А яда-то и нет. Я перечитываю свои путевые заметки. Что там в них говорится? Сны, массивы пейзажей, наброски ситуаций. Вновь вижу свою левую руку, сначала посиневшую (несчастный случай), потом полиловевшую, потом пожелтевшую. У Доры немного крови на голове, ничего серьезного, как подтвердил в Мадриде рентген.
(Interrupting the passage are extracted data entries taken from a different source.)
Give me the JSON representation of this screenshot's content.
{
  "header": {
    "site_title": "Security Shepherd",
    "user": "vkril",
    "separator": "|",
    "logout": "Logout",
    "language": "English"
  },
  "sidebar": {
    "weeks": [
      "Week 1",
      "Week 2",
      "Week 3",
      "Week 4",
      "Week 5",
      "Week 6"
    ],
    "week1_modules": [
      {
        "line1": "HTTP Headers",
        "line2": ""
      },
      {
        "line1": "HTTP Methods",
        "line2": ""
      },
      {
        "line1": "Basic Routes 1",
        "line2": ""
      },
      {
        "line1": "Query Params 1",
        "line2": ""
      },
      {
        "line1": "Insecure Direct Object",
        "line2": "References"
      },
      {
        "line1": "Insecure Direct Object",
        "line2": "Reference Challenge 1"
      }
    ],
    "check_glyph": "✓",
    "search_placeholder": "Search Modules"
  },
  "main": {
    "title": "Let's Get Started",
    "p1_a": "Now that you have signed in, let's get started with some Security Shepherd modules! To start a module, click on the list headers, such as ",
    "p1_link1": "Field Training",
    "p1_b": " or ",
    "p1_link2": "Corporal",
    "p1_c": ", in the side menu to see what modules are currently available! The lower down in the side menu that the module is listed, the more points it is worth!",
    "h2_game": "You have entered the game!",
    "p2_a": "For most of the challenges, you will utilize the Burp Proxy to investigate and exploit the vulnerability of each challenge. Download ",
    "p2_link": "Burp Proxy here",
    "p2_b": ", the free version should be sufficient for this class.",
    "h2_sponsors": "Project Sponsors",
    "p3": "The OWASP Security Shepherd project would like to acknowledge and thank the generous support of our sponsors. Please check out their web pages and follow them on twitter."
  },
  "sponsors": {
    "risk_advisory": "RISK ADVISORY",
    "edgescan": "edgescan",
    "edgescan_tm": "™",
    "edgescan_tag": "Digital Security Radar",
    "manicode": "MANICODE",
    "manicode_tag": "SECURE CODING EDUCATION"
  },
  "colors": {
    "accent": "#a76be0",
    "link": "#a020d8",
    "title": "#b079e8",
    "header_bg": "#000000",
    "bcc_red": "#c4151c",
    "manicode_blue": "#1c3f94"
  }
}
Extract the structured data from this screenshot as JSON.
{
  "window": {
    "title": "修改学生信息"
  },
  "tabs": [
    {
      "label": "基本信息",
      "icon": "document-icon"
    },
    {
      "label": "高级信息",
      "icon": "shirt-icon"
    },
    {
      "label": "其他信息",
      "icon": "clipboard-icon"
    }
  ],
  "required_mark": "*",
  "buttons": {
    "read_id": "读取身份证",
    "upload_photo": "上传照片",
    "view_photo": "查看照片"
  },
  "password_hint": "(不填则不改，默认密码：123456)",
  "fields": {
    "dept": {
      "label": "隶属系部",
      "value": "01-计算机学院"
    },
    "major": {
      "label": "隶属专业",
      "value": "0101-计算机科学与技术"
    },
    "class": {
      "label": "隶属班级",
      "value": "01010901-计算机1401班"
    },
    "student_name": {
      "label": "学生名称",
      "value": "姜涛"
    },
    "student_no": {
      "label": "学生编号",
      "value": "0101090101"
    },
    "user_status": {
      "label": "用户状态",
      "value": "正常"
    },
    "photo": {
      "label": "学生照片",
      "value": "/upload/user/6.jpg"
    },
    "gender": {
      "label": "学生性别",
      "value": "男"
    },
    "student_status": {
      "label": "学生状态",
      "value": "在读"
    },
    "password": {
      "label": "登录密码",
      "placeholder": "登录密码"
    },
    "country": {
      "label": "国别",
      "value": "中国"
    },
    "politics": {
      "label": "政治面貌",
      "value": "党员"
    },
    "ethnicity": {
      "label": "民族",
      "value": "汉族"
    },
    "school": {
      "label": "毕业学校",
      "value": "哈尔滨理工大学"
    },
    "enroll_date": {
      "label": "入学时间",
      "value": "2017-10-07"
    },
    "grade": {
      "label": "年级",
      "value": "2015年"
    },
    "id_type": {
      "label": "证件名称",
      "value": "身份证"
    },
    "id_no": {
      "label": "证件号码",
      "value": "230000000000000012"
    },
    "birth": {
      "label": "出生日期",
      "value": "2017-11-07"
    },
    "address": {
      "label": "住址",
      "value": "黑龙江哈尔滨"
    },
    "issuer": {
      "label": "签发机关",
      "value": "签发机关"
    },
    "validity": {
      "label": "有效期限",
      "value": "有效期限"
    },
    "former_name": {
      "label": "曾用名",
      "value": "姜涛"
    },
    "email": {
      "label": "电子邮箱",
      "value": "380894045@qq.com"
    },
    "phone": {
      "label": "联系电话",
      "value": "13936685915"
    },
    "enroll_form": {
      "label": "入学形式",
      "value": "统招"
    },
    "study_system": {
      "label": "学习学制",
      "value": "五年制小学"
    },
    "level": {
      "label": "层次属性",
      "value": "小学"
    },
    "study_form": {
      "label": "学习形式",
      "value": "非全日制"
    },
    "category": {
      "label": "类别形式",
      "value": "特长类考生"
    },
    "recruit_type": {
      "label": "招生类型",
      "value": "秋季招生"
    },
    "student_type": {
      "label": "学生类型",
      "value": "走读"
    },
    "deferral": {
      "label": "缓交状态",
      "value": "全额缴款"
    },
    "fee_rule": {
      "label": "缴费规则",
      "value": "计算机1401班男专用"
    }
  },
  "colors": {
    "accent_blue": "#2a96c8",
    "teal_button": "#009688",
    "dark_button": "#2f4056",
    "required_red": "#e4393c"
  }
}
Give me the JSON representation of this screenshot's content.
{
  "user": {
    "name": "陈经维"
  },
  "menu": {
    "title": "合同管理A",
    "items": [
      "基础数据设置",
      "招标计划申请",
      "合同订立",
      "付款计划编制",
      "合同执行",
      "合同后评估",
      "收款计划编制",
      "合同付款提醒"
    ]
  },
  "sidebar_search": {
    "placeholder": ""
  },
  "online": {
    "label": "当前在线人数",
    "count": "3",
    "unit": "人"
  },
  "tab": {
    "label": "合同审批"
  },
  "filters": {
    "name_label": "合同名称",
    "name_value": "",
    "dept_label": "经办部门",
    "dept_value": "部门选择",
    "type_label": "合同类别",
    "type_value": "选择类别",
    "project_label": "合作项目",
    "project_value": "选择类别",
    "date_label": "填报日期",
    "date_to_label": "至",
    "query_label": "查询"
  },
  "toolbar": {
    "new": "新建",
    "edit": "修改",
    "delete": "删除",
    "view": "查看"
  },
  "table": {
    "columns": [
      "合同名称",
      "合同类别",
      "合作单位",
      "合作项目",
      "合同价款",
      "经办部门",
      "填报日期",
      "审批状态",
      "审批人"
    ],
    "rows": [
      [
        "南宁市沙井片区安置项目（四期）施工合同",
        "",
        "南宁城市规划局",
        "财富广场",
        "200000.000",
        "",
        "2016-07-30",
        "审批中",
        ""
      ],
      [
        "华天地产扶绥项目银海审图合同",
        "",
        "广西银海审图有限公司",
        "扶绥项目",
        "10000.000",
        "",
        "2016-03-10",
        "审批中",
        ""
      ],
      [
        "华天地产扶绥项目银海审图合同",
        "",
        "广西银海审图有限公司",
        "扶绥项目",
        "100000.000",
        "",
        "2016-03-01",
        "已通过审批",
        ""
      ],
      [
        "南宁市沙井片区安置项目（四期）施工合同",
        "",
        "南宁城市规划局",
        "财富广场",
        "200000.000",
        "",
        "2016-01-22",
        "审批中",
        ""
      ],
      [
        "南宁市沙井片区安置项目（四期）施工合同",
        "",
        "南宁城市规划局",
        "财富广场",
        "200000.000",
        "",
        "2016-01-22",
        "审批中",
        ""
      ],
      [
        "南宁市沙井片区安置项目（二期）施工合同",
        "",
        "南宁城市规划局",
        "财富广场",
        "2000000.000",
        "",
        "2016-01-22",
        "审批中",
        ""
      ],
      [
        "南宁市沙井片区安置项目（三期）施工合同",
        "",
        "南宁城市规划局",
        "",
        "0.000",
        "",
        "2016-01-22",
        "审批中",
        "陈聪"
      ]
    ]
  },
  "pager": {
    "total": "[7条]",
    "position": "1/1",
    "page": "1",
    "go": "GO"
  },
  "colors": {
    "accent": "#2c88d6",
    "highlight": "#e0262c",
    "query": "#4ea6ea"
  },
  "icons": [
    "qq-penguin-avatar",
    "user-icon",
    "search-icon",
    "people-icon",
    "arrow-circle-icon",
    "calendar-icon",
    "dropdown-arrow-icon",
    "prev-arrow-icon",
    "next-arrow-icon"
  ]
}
А потом ночи в Барселоне, отели-бордели, развеселые девицы, быстрая перепалка в баре, выписки из книг, все тех же, Ницше, китайцы, Батай. «Смерть — это в определенном смысле обман». — «Помни, что истина это не незыблемая твердь, но беспрестанное движение, которое разрушает все, чем ты являешься, и все, что ты видишь». — «Нужно не посмеиваться, но смеяться, нужно иметь силы, чтобы взглянуть на то, что этот смех открывает». — «Исступленное время может познать себя лишь в видении вещей, которые наивный мир заставляет играть в очевидное: трупы, обнаженная натура, взрывы, пролитая кровь, вспышки молнии, солнце». Некогда за этими фразами в Испании стояли крупные беспорядки, уличные сражения, баррикады, некая пьяная пара, раненная в гостиничном номере, неистовое синее небо, жестокость эпохи, пятна в глазах, жужжание мух. В романах того времени особу женского пола зовут Дирти. Об этом помнят тогдашние стены, выбеленные известью.